If they were to all turn into zombies, for example, the reactor would simply shut off.

Omega Tau podcast also did an extensive series on nuclear waste storage that I highly recommend every skeptic listen to. Nuclear waste storage is not a problem.

The problem is that naivete people seem to have that renewables can provide 99% uptime baseload, the boomer ignorance that all-things-nuclear-are-bad-because-Greenpeace-told-me-so.

Moreover, China has proven that nuclear Gen III reactors can be built cheaply - they are concurrently building 24 1GW plants.

Steamline ancient western regulations, block the endless lawsuits against plant development, re-open the Nevada storage center, tell boomers to stop stonewalling the only ready climate change solution, and BUILD THE DAMN NUCLEAR PLANTS.

We have a PROVEN solution ready to go that can be deployed in literally 10-15 years. We just need to end the ignorance.

chefkoch|4 years ago

> We have a PROVEN solution ready to go that can be deployed in literally 10-15 years. We just need to end the ignorance.

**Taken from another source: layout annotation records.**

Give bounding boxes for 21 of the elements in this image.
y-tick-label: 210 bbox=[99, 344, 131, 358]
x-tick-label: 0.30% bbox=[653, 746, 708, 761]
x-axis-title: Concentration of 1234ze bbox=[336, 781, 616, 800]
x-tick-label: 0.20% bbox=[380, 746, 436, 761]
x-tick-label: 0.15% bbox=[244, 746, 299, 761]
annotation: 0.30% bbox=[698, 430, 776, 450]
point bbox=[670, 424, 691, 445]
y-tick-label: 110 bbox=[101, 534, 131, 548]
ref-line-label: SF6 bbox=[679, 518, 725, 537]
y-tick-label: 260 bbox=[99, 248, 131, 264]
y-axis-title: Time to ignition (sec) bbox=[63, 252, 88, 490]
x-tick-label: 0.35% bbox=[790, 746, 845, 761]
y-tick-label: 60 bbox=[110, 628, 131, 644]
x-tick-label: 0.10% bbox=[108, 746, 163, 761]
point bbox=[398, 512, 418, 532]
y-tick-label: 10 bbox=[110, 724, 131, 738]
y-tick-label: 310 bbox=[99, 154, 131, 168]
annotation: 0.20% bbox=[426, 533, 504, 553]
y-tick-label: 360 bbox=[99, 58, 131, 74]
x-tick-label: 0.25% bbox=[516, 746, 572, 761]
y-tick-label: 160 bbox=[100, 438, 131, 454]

No we don't. We don't have even one new Gen reactor running and even more important we don't have the people educated to build them in a massive scale.

It would take at least ten years to educate the nuclear engineers needed to build dozens or even hundreds of them. And even then they don't have experience, they are juniors building very complex multi billion dollar installations.

kortex|4 years ago

> Also, modern nuclear reactors are dangerous. The GenIII+ specification for all new reactors requires the use of passive shut off. Which means the operator must actively keep the reactor on.

This seems confused. Shouldn't this read not dangerous?

100% agree though on the broad point. Newer reactors have way better passive safety, and the way to cheaper, safer nuclear energy is build more new plants and retire the old ones.

bombcar|4 years ago

So we’ll slowly level cities via burning coal instead “in the name of safety”.

robwwilliams|4 years ago

Brilliant comment. And yet we as a barely intelligent emergent species will play with politically dangerous fire/energy.

Let do it more as a basic science challenge and work 10X harder on the fusion chimera that is beginning to look real!